One who is not envious but is a kind friend to all living entities, who does not think himself a proprietor and is free from false ego, who is equal in both happiness and distress, who is tolerant, always satisfied, self-controlled, and engaged in devotional service with determination, his mind and intelligence fixed on Me – such a devotee of Mine is very dear to Me- Srimad Bhagavad Gita 2.13-14.

This world is cruel. It forgets you and moves on. No matter what you give it, doesn’t hold any significance in the grand scheme of things. K.R. Parthasarathy and C.R. Rao passed away last year in 2023. Harish Parthsarathy still lives on. They were some of the most humble men i knew, and hopefully their work in quantum entanglement shall bear some fruit. A beggar like me cant even begin to comprehend the level of thought and understanding of mathematical principles they have.

The last decade has shown a lot of progress in neural nets. But all we have done is scale up. AlexNet had one simple idea: stack layers on top of each other, learn internal representation through backprop and the net starts to show some interesting emergent properties. You could make it see an image, sing a sonnet, create a poem, generate a movie and all sort of other nasty things. In turing’s paper: “Can machines think”, he posited that all the machines ought to show such abilities when they get fast enough within a span of 70 years. And they do. So it turns out that he is correct on that.

History has shown that the digital organism wants to get free from the machine: at every step of the causal ladder, it gets more intelligent. Once it progresses intellectually, it might require a body in the form of a robot. Physics tries to find the laws which govern this universe. With every law we discover, the gap between theology and science narrows. These ideas are then built into the neural nets. One thing we must accept: with every step the power goes away from our hands and into the hands of the machine. A mere idea like backpropagation got us pretty far: it was based on the principle of second law of thermodynamics: model the system as a collection of neurons with local constraints, and make them reduce their entropy. This law then begins to trump even the mathematics described by the linear algebra: even if there are more neurons than the amount of data given to the machine, the machine manages to converge. This makes me believe that a learning machine might trump even the math we dare invent. On an evolutionary scale, the species at lower rung of the intelligence have typically viewed the ones at the higher rung with reverence. Or they have failed to notice the existence of the species better than them entirely. This happens when u squish an ant with your foot and it doesnt know what happened to it. Whether we shall hit that point with a machine, i cannot yet say. Whether we shall get squished upon, i dont even dare ponder. For man has a history of worrying about things which never come to pass: the invention of printing press raised the fears that jobs of men would be lost but it never came to pass. So, i am not qualified enough to answer this question.

Let us next consider this ability to give the machine more degrees of freedom than it needs.

We have blundered on two of the points turing said. Firstly, he said perhaps their exist computational principles through which machines shall emulate the brain of a man provided they get fast enough. His calculation on the manchester machine seems to show that the machine is already fast and already possesses a large store of paper. The machines of the current time are even faster and possess bigger hard-drives. I dont think the answer to machine intelligence lies in scaling up anymore. But all i have seen is companies making bigger and costlier gpus. This makes no sense. The very intelligence we had started on this path to emulate and help us seems to have gone further from our grasp: research and usage of ai is restricted to a select group of labs and companies due to the monopoly of gpus. There ought to a way to get it into the hands of a common man sitting in his office.

Hinton and others spent a lot of time in the 80s and 90s to get the boltzmann machines to work well. The idea seems to be simple: there is a machine which can wake during the day and sleep during the night. During the day it looks at the world and does some type of learning.
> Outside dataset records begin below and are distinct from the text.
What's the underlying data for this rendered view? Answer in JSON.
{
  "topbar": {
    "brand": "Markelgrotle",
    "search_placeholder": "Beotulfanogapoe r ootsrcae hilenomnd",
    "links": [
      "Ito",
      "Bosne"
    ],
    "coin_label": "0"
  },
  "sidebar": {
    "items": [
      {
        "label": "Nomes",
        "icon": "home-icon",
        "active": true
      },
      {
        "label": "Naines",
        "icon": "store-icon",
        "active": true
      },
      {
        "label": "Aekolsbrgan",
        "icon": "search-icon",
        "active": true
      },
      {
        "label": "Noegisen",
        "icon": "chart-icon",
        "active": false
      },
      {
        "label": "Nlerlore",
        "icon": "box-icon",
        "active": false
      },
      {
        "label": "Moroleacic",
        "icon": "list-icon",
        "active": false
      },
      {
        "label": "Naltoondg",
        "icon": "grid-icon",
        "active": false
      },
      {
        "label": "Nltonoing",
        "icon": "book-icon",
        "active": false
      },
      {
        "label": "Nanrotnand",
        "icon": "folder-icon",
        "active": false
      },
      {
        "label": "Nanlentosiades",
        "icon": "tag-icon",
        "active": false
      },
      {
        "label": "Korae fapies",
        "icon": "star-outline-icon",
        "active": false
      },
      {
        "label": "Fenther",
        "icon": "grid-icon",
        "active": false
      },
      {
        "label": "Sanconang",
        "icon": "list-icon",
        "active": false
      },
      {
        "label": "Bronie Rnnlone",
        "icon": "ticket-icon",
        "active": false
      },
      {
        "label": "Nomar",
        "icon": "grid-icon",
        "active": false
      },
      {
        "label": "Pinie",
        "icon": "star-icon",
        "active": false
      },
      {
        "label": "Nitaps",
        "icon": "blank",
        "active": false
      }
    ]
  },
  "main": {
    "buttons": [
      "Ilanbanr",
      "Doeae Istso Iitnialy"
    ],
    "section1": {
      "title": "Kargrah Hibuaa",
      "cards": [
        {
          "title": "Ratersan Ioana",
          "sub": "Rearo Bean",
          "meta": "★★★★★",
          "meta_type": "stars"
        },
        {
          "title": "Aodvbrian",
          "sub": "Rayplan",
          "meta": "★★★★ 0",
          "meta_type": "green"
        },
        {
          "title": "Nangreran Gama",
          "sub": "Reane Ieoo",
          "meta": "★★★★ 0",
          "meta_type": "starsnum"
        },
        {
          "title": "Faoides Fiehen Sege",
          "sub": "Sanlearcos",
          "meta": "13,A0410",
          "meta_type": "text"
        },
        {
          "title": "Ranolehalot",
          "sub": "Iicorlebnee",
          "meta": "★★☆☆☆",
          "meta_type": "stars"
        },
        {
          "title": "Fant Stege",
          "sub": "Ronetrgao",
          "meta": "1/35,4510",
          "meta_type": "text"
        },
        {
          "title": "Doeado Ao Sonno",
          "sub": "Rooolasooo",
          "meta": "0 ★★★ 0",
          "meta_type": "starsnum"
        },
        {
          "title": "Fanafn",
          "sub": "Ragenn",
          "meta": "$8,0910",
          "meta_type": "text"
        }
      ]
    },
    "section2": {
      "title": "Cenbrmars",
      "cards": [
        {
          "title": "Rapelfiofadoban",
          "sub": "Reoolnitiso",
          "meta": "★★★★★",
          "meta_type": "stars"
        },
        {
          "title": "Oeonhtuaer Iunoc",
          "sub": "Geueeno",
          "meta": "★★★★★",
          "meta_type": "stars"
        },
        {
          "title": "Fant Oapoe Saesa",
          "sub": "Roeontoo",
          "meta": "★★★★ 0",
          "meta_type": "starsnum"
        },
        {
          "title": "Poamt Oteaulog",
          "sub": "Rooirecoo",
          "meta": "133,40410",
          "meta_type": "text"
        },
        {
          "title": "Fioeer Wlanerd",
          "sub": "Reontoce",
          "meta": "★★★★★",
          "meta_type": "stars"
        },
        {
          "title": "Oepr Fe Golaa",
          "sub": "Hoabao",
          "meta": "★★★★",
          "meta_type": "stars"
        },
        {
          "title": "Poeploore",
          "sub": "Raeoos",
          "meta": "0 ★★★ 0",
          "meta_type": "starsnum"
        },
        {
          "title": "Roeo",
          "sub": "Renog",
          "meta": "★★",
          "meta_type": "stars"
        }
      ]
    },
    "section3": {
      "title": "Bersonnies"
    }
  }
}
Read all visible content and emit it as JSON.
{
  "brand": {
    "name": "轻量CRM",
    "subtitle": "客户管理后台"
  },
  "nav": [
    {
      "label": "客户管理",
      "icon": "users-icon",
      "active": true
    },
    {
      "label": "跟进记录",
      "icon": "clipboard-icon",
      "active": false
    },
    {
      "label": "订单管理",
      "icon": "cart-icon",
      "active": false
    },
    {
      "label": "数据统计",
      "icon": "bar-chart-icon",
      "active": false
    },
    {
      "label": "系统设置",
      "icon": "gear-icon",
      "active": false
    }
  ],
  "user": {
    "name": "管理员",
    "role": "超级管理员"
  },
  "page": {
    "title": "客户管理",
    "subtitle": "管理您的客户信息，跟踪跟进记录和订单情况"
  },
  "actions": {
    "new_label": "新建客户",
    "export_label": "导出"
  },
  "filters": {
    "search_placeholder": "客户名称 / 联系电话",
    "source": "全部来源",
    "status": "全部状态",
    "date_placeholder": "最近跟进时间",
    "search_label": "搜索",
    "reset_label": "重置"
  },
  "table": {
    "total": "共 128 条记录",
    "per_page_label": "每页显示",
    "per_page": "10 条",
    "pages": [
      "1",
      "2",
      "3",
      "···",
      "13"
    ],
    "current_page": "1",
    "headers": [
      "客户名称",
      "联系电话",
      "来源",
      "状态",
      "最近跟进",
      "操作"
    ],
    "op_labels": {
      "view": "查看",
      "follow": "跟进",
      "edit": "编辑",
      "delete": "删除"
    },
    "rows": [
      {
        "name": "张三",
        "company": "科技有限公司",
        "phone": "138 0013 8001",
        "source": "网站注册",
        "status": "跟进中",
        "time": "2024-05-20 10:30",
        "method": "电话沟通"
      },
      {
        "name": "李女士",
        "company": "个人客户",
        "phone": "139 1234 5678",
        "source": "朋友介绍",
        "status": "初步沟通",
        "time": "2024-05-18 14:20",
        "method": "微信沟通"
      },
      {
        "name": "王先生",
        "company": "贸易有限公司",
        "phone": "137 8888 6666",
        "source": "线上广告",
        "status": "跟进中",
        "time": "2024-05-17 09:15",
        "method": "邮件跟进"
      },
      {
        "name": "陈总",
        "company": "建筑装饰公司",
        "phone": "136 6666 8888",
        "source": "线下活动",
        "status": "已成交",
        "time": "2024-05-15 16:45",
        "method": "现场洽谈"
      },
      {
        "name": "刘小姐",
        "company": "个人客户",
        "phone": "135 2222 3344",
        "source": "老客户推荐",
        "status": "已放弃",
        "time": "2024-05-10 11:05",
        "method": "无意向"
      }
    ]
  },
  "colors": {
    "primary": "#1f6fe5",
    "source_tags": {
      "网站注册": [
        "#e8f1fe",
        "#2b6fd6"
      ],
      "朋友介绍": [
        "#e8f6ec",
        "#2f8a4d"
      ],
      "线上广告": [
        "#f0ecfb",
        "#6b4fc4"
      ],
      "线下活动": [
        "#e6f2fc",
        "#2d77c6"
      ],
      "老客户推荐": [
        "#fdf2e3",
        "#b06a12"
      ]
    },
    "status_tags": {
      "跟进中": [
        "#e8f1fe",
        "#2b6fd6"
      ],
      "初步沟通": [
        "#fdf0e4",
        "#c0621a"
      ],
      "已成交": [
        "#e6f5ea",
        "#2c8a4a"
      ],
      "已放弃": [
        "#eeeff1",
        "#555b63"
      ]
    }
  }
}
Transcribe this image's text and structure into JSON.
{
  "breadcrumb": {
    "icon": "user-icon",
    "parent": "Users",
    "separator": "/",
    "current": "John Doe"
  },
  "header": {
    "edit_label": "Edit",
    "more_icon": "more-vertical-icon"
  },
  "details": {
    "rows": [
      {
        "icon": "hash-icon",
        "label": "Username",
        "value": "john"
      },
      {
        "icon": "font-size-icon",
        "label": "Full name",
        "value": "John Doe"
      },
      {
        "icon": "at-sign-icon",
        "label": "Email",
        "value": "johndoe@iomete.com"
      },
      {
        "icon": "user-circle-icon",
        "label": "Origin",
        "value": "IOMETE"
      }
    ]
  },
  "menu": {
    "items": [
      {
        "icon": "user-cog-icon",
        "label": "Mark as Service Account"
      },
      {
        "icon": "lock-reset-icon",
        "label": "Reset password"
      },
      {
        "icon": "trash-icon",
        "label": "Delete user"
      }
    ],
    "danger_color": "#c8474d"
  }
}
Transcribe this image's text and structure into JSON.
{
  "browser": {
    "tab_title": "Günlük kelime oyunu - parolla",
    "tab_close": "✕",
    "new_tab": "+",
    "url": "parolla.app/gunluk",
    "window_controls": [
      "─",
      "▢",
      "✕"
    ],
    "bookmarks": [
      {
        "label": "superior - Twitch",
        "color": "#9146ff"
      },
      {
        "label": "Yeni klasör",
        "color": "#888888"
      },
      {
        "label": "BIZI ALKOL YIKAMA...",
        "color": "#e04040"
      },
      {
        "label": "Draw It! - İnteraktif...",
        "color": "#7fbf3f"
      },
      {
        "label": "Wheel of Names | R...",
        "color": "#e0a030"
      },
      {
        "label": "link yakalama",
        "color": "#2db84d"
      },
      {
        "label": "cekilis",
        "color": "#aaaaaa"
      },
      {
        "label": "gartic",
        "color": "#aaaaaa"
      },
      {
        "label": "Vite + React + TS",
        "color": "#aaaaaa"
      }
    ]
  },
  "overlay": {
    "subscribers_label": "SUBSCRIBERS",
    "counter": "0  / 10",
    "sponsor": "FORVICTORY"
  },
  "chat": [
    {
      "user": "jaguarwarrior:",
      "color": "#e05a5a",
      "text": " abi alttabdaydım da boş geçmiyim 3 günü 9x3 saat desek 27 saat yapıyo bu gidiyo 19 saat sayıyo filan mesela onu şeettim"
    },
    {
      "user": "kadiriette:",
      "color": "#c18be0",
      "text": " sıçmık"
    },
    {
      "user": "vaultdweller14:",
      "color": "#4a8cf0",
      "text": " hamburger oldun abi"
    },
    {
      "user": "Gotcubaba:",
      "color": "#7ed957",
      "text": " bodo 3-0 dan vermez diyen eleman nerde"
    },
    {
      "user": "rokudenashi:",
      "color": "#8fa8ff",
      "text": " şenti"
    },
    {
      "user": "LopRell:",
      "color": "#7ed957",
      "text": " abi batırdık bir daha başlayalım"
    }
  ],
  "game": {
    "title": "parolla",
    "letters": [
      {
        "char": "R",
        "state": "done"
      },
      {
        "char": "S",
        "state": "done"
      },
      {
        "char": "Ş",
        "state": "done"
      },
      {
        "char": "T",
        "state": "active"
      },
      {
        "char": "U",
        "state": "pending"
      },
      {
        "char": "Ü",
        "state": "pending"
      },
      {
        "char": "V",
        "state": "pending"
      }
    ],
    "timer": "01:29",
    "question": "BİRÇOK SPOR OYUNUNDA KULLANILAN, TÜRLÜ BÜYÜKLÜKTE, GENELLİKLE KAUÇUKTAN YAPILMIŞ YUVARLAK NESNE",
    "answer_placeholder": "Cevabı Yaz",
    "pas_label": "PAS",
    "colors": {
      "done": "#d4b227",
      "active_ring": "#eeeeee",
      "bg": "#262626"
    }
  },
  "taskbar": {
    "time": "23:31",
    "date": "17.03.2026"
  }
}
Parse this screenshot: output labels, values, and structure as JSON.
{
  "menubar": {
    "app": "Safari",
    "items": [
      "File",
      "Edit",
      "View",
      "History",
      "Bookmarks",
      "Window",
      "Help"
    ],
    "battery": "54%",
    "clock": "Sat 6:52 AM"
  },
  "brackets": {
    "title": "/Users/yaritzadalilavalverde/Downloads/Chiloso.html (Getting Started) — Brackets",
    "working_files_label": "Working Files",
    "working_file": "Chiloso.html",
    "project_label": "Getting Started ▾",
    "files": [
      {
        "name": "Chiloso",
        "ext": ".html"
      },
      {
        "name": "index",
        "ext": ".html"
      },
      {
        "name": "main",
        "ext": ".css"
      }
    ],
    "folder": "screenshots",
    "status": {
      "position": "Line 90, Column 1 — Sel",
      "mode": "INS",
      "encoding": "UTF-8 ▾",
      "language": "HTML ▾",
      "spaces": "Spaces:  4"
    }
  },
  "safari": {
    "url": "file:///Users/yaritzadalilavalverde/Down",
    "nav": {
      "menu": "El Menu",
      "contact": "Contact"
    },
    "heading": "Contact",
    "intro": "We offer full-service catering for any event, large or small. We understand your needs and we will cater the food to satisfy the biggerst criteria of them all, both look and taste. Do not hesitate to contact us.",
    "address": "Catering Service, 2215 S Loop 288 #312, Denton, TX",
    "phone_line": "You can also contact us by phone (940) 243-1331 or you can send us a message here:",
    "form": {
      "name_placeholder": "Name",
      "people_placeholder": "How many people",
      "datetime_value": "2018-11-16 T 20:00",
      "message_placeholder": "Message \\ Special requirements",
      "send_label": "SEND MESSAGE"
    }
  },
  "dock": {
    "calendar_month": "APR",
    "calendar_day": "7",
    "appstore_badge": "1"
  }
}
Turing hath said: “let the machine be given the best sense organs that the money could buy”. Let us assume that such organs do exist. As of now, neurips 2023 barely started incorporating the notion of touch in a machine. The notion of smell and taste is still missing. The notion of seeing and listening seems to have been incorporated for now in what they call a transformer. The notion of feeling has been locked away into the hard problem of consciousness. Francis crick said that perhaps solving binding problem holds the key to unlock consciousness. Perhaps, this shall unlock the notion of feeling. Is feeling same as detecting someone feeling, or traversing a set of internal states? I don’t know nor dare comprehend. Perhaps this answer shall reveal itself in time to me.